Do you remember those posters where you are asked to find Waldo hidden amongst thousands of other cartoon characters? That is your product in a retail grocery store.
Last week I had the chance to walk a few stores with an industry friend who is trying to expand the distribution of his brand. We stood in the middle of an aisle that had cliff-like shelves running down both sides of an expansive span of polished concrete. It felt like the grocery version of the Grand Canyon. It was overwhelming.
I paused and asked him, “Tell me, if I was unfamiliar with your brand or its products, how would I discover them here in this aisle?” I’ve written about the fact that getting on the shelf is the battle, but getting off it the war. Distribution without discovery is deadly. It remains the most repeated mistake made by young Natural Product brands.
As a founder, you need to prioritize discovery over distribution. Assess the fit of every new opportunity for retail expansion by asking these simple questions:
1. How are my products going to be discovered?

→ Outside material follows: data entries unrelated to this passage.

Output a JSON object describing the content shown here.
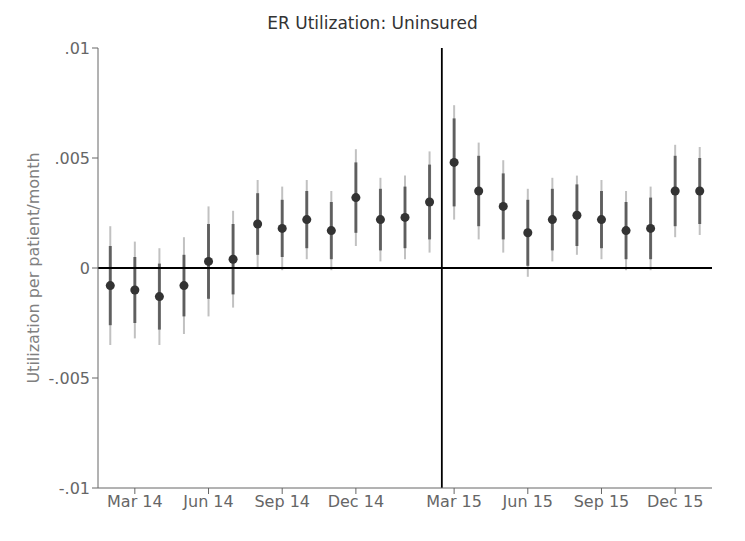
{
  "chart_data": {
    "type": "scatter",
    "title": "ER Utilization: Uninsured",
    "ylabel": "Utilization per patient/month",
    "x": [
      1,
      2,
      3,
      4,
      5,
      6,
      7,
      8,
      9,
      10,
      11,
      12,
      13,
      14,
      15,
      16,
      17,
      18,
      19,
      20,
      21,
      22,
      23,
      24,
      25
    ],
    "values": [
      -0.0008,
      -0.001,
      -0.0013,
      -0.0008,
      0.0003,
      0.0004,
      0.002,
      0.0018,
      0.0022,
      0.0017,
      0.0032,
      0.0022,
      0.0023,
      0.003,
      0.0048,
      0.0035,
      0.0028,
      0.0016,
      0.0022,
      0.0024,
      0.0022,
      0.0017,
      0.0018,
      0.0035,
      0.0035
    ],
    "ci95_lo": [
      -0.0035,
      -0.0032,
      -0.0035,
      -0.003,
      -0.0022,
      -0.0018,
      0.0,
      -0.0001,
      0.0004,
      -0.0001,
      0.001,
      0.0003,
      0.0004,
      0.0007,
      0.0022,
      0.0013,
      0.0007,
      -0.0004,
      0.0003,
      0.0006,
      0.0004,
      -0.0001,
      -0.0001,
      0.0014,
      0.0015
    ],
    "ci95_hi": [
      0.0019,
      0.0012,
      0.0009,
      0.0014,
      0.0028,
      0.0026,
      0.004,
      0.0037,
      0.004,
      0.0035,
      0.0054,
      0.0041,
      0.0042,
      0.0053,
      0.0074,
      0.0057,
      0.0049,
      0.0036,
      0.0041,
      0.0042,
      0.004,
      0.0035,
      0.0037,
      0.0056,
      0.0055
    ],
    "ci90_lo": [
      -0.0026,
      -0.0025,
      -0.0028,
      -0.0022,
      -0.0014,
      -0.0012,
      0.0006,
      0.0005,
      0.0009,
      0.0004,
      0.0016,
      0.0008,
      0.0009,
      0.0013,
      0.0028,
      0.0019,
      0.0013,
      0.0001,
      0.0008,
      0.001,
      0.0009,
      0.0004,
      0.0004,
      0.0019,
      0.002
    ],
    "ci90_hi": [
      0.001,
      0.0005,
      0.0002,
      0.0006,
      0.002,
      0.002,
      0.0034,
      0.0031,
      0.0035,
      0.003,
      0.0048,
      0.0036,
      0.0037,
      0.0047,
      0.0068,
      0.0051,
      0.0043,
      0.0031,
      0.0036,
      0.0038,
      0.0035,
      0.003,
      0.0032,
      0.0051,
      0.005
    ],
    "color": "#333333",
    "xlim": [
      0.5,
      25.5
    ],
    "xticks": [
      {
        "value": 2,
        "label": "Mar 14"
      },
      {
        "value": 5,
        "label": "Jun 14"
      },
      {
        "value": 8,
        "label": "Sep 14"
      },
      {
        "value": 11,
        "label": "Dec 14"
      },
      {
        "value": 15,
        "label": "Mar 15"
      },
      {
        "value": 18,
        "label": "Jun 15"
      },
      {
        "value": 21,
        "label": "Sep 15"
      },
      {
        "value": 24,
        "label": "Dec 15"
      }
    ],
    "ylim": [
      -0.01,
      0.01
    ],
    "yticks": [
      {
        "value": -0.01,
        "label": "-.01"
      },
      {
        "value": -0.005,
        "label": "-.005"
      },
      0,
      {
        "value": 0.005,
        "label": ".005"
      },
      {
        "value": 0.01,
        "label": ".01"
      }
    ],
    "hline": {
      "y": 0,
      "color": "#000000"
    },
    "vline": {
      "x": 14.5,
      "color": "#000000"
    },
    "grid": false
  }
}
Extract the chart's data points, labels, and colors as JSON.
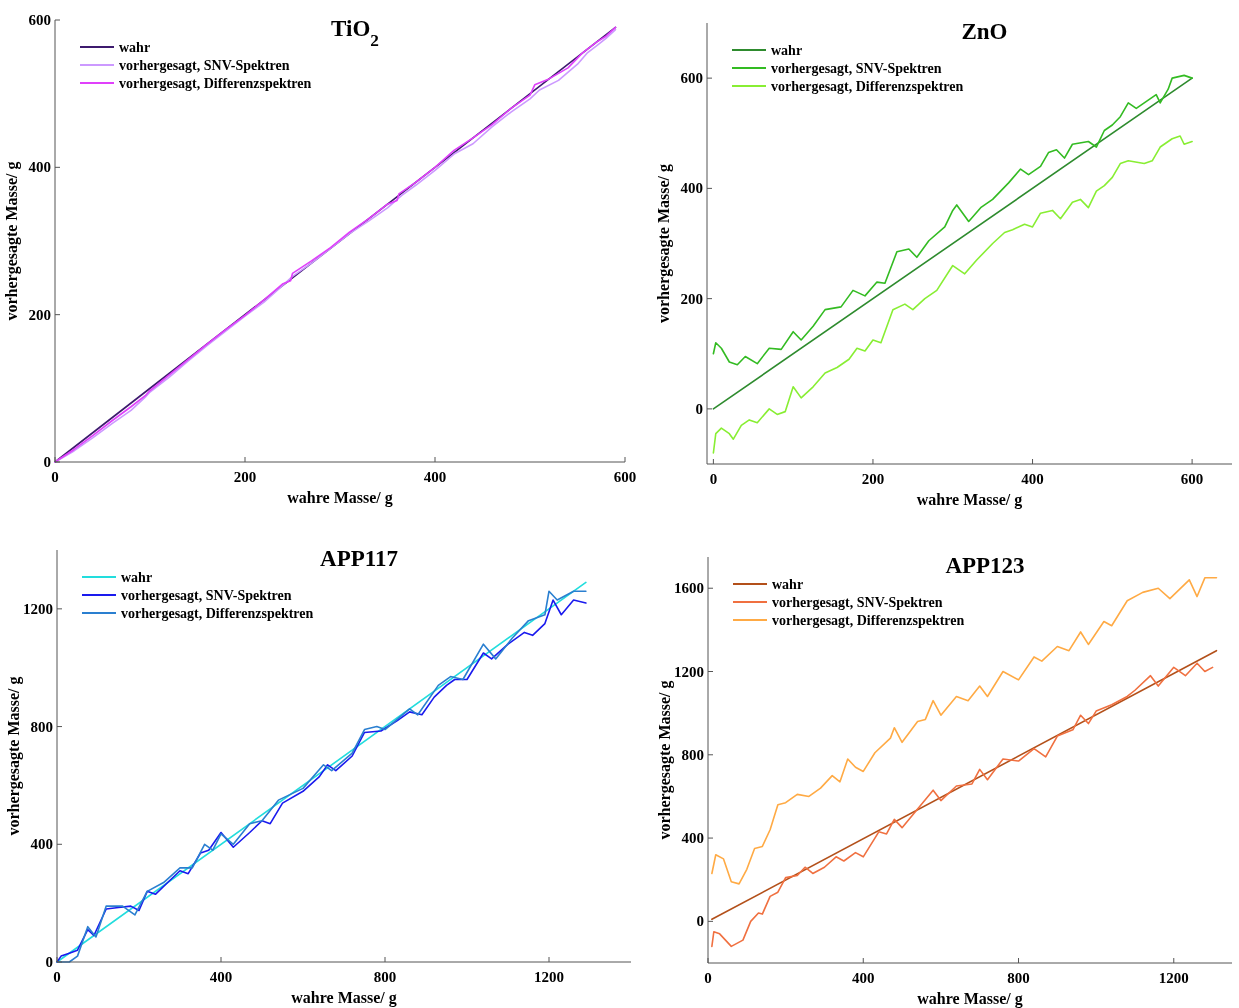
{
  "chart_data": [
    {
      "type": "line",
      "title": "TiO$_{2}$",
      "xlabel": "wahre Masse/ g",
      "ylabel": "vorhergesagte Masse/ g",
      "xlim": [
        0,
        600
      ],
      "ylim": [
        0,
        600
      ],
      "xticks": [
        0,
        200,
        400,
        600
      ],
      "yticks": [
        0,
        200,
        400,
        600
      ],
      "grid": false,
      "legend": "top left",
      "series": [
        {
          "name": "wahr",
          "color": "#3d1a6e",
          "x": [
            0,
            590
          ],
          "values": [
            0,
            590
          ]
        },
        {
          "name": "vorhergesagt, SNV-Spektren",
          "color": "#cc99ff",
          "x": [
            0,
            20,
            40,
            60,
            80,
            95,
            100,
            120,
            140,
            160,
            180,
            200,
            220,
            240,
            250,
            270,
            290,
            310,
            330,
            350,
            365,
            380,
            400,
            420,
            440,
            460,
            480,
            500,
            510,
            530,
            550,
            560,
            570,
            580,
            590
          ],
          "values": [
            0,
            15,
            33,
            52,
            70,
            88,
            95,
            115,
            137,
            158,
            178,
            198,
            217,
            240,
            252,
            270,
            290,
            310,
            327,
            345,
            362,
            376,
            396,
            418,
            432,
            455,
            475,
            493,
            505,
            518,
            540,
            555,
            565,
            575,
            587
          ]
        },
        {
          "name": "vorhergesagt, Differenzspektren",
          "color": "#e040fb",
          "x": [
            0,
            20,
            40,
            60,
            80,
            95,
            100,
            120,
            140,
            160,
            180,
            200,
            220,
            240,
            248,
            250,
            270,
            290,
            310,
            330,
            350,
            360,
            362,
            380,
            400,
            420,
            440,
            460,
            480,
            500,
            505,
            520,
            540,
            555,
            570,
            580,
            590
          ],
          "values": [
            0,
            17,
            36,
            56,
            75,
            90,
            97,
            118,
            139,
            160,
            180,
            199,
            220,
            242,
            246,
            256,
            273,
            291,
            312,
            330,
            350,
            355,
            364,
            380,
            400,
            423,
            440,
            458,
            480,
            498,
            512,
            520,
            535,
            555,
            570,
            578,
            590
          ]
        }
      ]
    },
    {
      "type": "line",
      "title": "ZnO",
      "xlabel": "wahre Masse/ g",
      "ylabel": "vorhergesagte Masse/ g",
      "xlim": [
        -8,
        650
      ],
      "ylim": [
        -100,
        700
      ],
      "xticks": [
        0,
        200,
        400,
        600
      ],
      "yticks": [
        0,
        200,
        400,
        600
      ],
      "grid": false,
      "legend": "top left",
      "series": [
        {
          "name": "wahr",
          "color": "#2e8b2e",
          "x": [
            0,
            600
          ],
          "values": [
            0,
            600
          ]
        },
        {
          "name": "vorhergesagt, SNV-Spektren",
          "color": "#33bb22",
          "x": [
            0,
            3,
            10,
            20,
            30,
            40,
            55,
            70,
            85,
            100,
            110,
            125,
            140,
            160,
            175,
            190,
            205,
            215,
            230,
            245,
            255,
            270,
            290,
            300,
            305,
            320,
            335,
            350,
            370,
            385,
            395,
            410,
            420,
            430,
            440,
            450,
            470,
            480,
            490,
            500,
            510,
            520,
            530,
            545,
            555,
            560,
            570,
            575,
            590,
            600
          ],
          "values": [
            100,
            120,
            110,
            85,
            80,
            95,
            82,
            110,
            108,
            140,
            125,
            150,
            180,
            185,
            215,
            205,
            230,
            228,
            285,
            290,
            275,
            305,
            330,
            360,
            370,
            340,
            365,
            380,
            410,
            435,
            425,
            440,
            465,
            470,
            455,
            480,
            485,
            475,
            505,
            515,
            530,
            555,
            545,
            560,
            570,
            555,
            580,
            600,
            605,
            600
          ]
        },
        {
          "name": "vorhergesagt, Differenzspektren",
          "color": "#88ee33",
          "x": [
            0,
            3,
            10,
            20,
            25,
            35,
            45,
            55,
            70,
            80,
            90,
            100,
            110,
            125,
            140,
            155,
            170,
            180,
            190,
            200,
            210,
            225,
            240,
            250,
            265,
            280,
            300,
            315,
            330,
            350,
            365,
            375,
            390,
            400,
            410,
            425,
            435,
            450,
            460,
            470,
            480,
            490,
            500,
            510,
            520,
            540,
            550,
            560,
            575,
            585,
            590,
            600
          ],
          "values": [
            -80,
            -45,
            -35,
            -45,
            -55,
            -30,
            -20,
            -25,
            0,
            -10,
            -5,
            40,
            20,
            40,
            65,
            75,
            90,
            110,
            105,
            125,
            120,
            180,
            190,
            180,
            200,
            215,
            260,
            245,
            270,
            300,
            320,
            325,
            335,
            330,
            355,
            360,
            345,
            375,
            380,
            365,
            395,
            405,
            420,
            445,
            450,
            445,
            450,
            475,
            490,
            495,
            480,
            485
          ]
        }
      ]
    },
    {
      "type": "line",
      "title": "APP117",
      "xlabel": "wahre Masse/ g",
      "ylabel": "vorhergesagte Masse/ g",
      "xlim": [
        0,
        1400
      ],
      "ylim": [
        0,
        1400
      ],
      "xticks": [
        0,
        400,
        800,
        1200
      ],
      "yticks": [
        0,
        400,
        800,
        1200
      ],
      "grid": false,
      "legend": "top left",
      "series": [
        {
          "name": "wahr",
          "color": "#22dddd",
          "x": [
            0,
            1290
          ],
          "values": [
            0,
            1290
          ]
        },
        {
          "name": "vorhergesagt, SNV-Spektren",
          "color": "#1a1aee",
          "x": [
            0,
            10,
            30,
            50,
            75,
            90,
            120,
            150,
            180,
            200,
            220,
            240,
            270,
            300,
            320,
            350,
            370,
            400,
            430,
            470,
            500,
            520,
            550,
            600,
            640,
            660,
            680,
            720,
            750,
            790,
            830,
            860,
            890,
            920,
            950,
            970,
            1000,
            1040,
            1060,
            1100,
            1140,
            1160,
            1190,
            1210,
            1230,
            1260,
            1290
          ],
          "values": [
            0,
            20,
            30,
            40,
            110,
            90,
            180,
            185,
            190,
            175,
            240,
            230,
            270,
            310,
            300,
            370,
            380,
            440,
            390,
            440,
            480,
            470,
            540,
            580,
            630,
            670,
            650,
            700,
            780,
            785,
            820,
            850,
            840,
            900,
            940,
            960,
            960,
            1050,
            1030,
            1080,
            1120,
            1110,
            1150,
            1230,
            1180,
            1230,
            1220
          ]
        },
        {
          "name": "vorhergesagt, Differenzspektren",
          "color": "#2a7fd0",
          "x": [
            0,
            30,
            50,
            75,
            95,
            120,
            160,
            190,
            220,
            260,
            300,
            330,
            360,
            380,
            400,
            430,
            470,
            500,
            540,
            600,
            650,
            670,
            720,
            750,
            780,
            800,
            860,
            880,
            930,
            960,
            990,
            1040,
            1070,
            1110,
            1150,
            1190,
            1200,
            1220,
            1260,
            1290
          ],
          "values": [
            0,
            0,
            20,
            120,
            85,
            190,
            190,
            160,
            240,
            270,
            320,
            320,
            400,
            380,
            435,
            400,
            470,
            480,
            550,
            590,
            670,
            650,
            710,
            790,
            800,
            790,
            860,
            840,
            940,
            970,
            960,
            1080,
            1030,
            1100,
            1160,
            1180,
            1260,
            1230,
            1260,
            1260
          ]
        }
      ]
    },
    {
      "type": "line",
      "title": "APP123",
      "xlabel": "wahre Masse/ g",
      "ylabel": "vorhergesagte Masse/ g",
      "xlim": [
        0,
        1350
      ],
      "ylim": [
        -200,
        1750
      ],
      "xticks": [
        0,
        400,
        800,
        1200
      ],
      "yticks": [
        0,
        400,
        800,
        1200,
        1600
      ],
      "grid": false,
      "legend": "top left",
      "series": [
        {
          "name": "wahr",
          "color": "#b3501a",
          "x": [
            10,
            1310
          ],
          "values": [
            10,
            1300
          ]
        },
        {
          "name": "vorhergesagt, SNV-Spektren",
          "color": "#f07040",
          "x": [
            10,
            15,
            30,
            60,
            90,
            110,
            130,
            140,
            160,
            180,
            200,
            230,
            250,
            270,
            300,
            330,
            350,
            380,
            400,
            420,
            440,
            460,
            480,
            500,
            540,
            580,
            600,
            640,
            680,
            700,
            720,
            760,
            800,
            840,
            870,
            900,
            940,
            960,
            980,
            1000,
            1040,
            1080,
            1100,
            1140,
            1160,
            1200,
            1230,
            1260,
            1280,
            1300
          ],
          "values": [
            -120,
            -50,
            -60,
            -120,
            -90,
            0,
            40,
            35,
            120,
            140,
            210,
            220,
            260,
            230,
            260,
            310,
            290,
            330,
            310,
            370,
            430,
            420,
            490,
            450,
            540,
            630,
            580,
            650,
            660,
            730,
            680,
            780,
            770,
            830,
            790,
            890,
            920,
            990,
            950,
            1010,
            1040,
            1080,
            1110,
            1180,
            1130,
            1220,
            1180,
            1240,
            1200,
            1220
          ]
        },
        {
          "name": "vorhergesagt, Differenzspektren",
          "color": "#ffaa44",
          "x": [
            10,
            20,
            40,
            60,
            80,
            100,
            120,
            140,
            160,
            180,
            200,
            230,
            260,
            290,
            320,
            340,
            360,
            380,
            400,
            430,
            470,
            480,
            500,
            540,
            560,
            580,
            600,
            640,
            670,
            700,
            720,
            760,
            800,
            840,
            860,
            900,
            930,
            960,
            980,
            1020,
            1040,
            1080,
            1120,
            1160,
            1190,
            1240,
            1260,
            1280,
            1310
          ],
          "values": [
            230,
            320,
            300,
            190,
            180,
            250,
            350,
            360,
            440,
            560,
            570,
            610,
            600,
            640,
            700,
            670,
            780,
            740,
            720,
            810,
            880,
            930,
            860,
            960,
            970,
            1060,
            990,
            1080,
            1060,
            1130,
            1080,
            1200,
            1160,
            1270,
            1250,
            1320,
            1300,
            1390,
            1330,
            1440,
            1420,
            1540,
            1580,
            1600,
            1550,
            1640,
            1560,
            1650,
            1650
          ]
        }
      ]
    }
  ]
}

2. What can be done to drive trial?
Discovery is both an investment and a partnership. When you launch into new retail outlets, you must be prepared to invest in driving awareness and trial. This investment can be in many forms; social media, trade spend, events, demos, and more. It is also a partnership, and this is something often overlooked. The retailers hold some responsibility for discovery, and you should only work with those who understand that it is a shared objective.
Most retailers have tools that aid in discovery. These include merchandising opportunities such as end caps, secondary placements, and impulse fixtures. They also include digital and physical ads and other promotional vehicles. None of these are free, but having access to them is crucial. Part of any negotiation on the rollout of product into stores should include a conversation around these tools and an agreement of which will be used and at what cost. The hope being that the retailer discounts some of these weapons to help stack the deck in favor of a successful launch.
Here is where discipline comes into the equation. If you are confronted with the opportunity to expand into a retailer that either does not offer you access to these tools or prices you out of them, say no thank you. I understand that might not be easy. It may be a retailer that you want, one that follows a review schedule that will require you to wait another year to try again. However, until the brand is ubiquitous, you don’t want to go into any new distribution without having every possible arrow in your quiver to help create discovery and drive trial. It is just not a risk worth taking.
Retail expansion is alluring. It is hard not to get caught in its tractor beam. However, again, distribution without discovery is deadly. It is all but sure to increase your burn rate, decrease your average velocity, and put your brand at risk. Don’t bet your brand’s future on the consumers’ ability to find Waldo.